Nazareth – Love Hurts
Soft rock's turn to strike a blow, big Marshall amps and all. Dan McCafferty, clad in white trousers and what can only be described as a flowery blouse, emotes like a man hurt. The drummer in his big beard and shrunk-to-fit-naturally cap sleeve vest seems like he came from central rock casting.
Candi Staton – Nights On Broadway
More flashing lights lead in the video, so even more flashing lights. Consider it a glamorous take on road safety Public Information Films.
Mink De Ville – Spanish Stroll
Tony suggests we've never been to Spain with him. Well, no, Tony. Video again. "I didn't understand a word of that, did you?" Tony mugs afterwards.
David Essex – Cool Out Tonight
Tony has some more plugging to do. "Tuesday, eight o'clock, I want you to remember this, on BBC television, David Essex starts the first of his brand new series of six shows". Yes, but when does he finish it? And again, don't actually watch at that time in expectation. Well versed in showbiz performance as he is, David has full command of matey side-on looks to camera and keeps the power of surprise, producing a rhythm guitar halfway through. Shame he's forced his saxophonist to come along as the man has nothing to do with the instrument despite keeping it strapped on - union getting uppity? - and has to increasingly listlessly shake a tambourine, being positioned right behind Essex's left shoulder in straight on shots not helping his cause much. And one more blow for light entertainment, David's elaborate bow to the audience in the background as Tony starts talking again.

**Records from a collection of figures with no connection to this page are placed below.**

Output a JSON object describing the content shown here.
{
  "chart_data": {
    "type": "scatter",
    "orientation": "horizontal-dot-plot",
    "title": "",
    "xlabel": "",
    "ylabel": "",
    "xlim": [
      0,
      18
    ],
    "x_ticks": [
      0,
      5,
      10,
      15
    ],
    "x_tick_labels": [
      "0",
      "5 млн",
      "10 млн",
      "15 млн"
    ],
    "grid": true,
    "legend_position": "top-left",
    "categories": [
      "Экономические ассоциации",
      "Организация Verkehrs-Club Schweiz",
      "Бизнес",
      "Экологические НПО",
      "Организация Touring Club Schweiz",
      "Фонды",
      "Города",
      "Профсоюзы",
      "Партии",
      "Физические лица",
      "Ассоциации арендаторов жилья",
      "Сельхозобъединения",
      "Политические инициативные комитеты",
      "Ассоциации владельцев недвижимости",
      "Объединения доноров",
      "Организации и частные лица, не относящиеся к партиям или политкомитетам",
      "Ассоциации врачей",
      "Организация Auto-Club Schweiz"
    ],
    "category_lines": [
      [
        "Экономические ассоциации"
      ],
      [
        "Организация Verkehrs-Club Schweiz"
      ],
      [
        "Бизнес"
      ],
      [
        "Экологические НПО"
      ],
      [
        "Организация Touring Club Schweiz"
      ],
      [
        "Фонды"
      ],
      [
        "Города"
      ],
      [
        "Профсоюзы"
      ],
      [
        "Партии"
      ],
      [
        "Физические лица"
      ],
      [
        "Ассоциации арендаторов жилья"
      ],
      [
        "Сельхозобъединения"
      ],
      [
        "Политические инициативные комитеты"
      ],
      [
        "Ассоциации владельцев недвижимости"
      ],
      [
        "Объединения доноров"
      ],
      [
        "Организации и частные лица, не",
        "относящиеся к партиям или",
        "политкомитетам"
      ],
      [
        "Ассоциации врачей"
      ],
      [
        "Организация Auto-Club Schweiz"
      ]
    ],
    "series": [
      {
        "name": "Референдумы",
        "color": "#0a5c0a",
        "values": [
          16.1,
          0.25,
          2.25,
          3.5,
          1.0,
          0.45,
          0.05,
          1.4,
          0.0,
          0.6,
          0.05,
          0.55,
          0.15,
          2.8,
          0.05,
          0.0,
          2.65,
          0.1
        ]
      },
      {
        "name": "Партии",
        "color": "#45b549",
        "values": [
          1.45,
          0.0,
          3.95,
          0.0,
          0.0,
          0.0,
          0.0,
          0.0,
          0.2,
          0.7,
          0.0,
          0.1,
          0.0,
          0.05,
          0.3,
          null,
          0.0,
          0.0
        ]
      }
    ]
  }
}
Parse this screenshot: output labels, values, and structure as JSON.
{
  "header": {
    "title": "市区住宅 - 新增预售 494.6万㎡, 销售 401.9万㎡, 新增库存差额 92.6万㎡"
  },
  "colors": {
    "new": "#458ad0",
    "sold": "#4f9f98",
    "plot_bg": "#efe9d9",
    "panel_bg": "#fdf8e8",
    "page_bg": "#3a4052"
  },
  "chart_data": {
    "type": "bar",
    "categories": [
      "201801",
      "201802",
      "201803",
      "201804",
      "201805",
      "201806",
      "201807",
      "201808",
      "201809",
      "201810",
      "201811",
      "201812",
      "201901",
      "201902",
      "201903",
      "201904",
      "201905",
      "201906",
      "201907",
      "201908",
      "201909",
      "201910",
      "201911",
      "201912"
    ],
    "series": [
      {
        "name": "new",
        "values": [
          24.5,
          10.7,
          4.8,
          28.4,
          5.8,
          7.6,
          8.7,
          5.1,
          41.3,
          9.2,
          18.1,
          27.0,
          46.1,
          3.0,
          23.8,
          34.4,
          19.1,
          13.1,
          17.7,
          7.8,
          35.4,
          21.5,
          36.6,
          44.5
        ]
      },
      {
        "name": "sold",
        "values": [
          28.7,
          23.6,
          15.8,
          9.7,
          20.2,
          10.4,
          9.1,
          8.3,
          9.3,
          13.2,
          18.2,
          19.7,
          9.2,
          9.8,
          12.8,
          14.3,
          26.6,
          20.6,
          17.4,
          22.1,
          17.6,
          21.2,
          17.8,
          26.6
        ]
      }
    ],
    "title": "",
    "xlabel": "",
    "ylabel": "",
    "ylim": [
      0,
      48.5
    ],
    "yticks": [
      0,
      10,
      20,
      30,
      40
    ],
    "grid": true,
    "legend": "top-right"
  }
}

Carly Simon – Nobody Does It Better
A Legs & Co repeat, maybe to prove that they really were well covered after all.
Elvis Presley – Way Down
And a third Legs & Co appearance! It's not so long - months, come to think of it - since they wouldn't let us see more than one dance on the same show edit, possibly thinking we'd all get overexcited, hyperventilate and black out. But here they are again in the same outfits as for Silver Lady, shot entirely from one stage right and from the back with Sue in the foreground, doing at least three different routines at once to begin with before falling into formation prancing, facing a Toppotron™ slide projection of his photos as between those two points kids shuffle awkwardly. At least one teenage male seems to be doing it ironically. It briefly looks like the girls are going to keep going regardless of what the music's doing but they notice and slowly gyrate to a standstill before applauding everyone else for dancing, which is big of them. Tony continues his one man Radio Times recital by plugging his morning Radio 1 show and Magic Fly plus lots of close-ups of lights sees us out.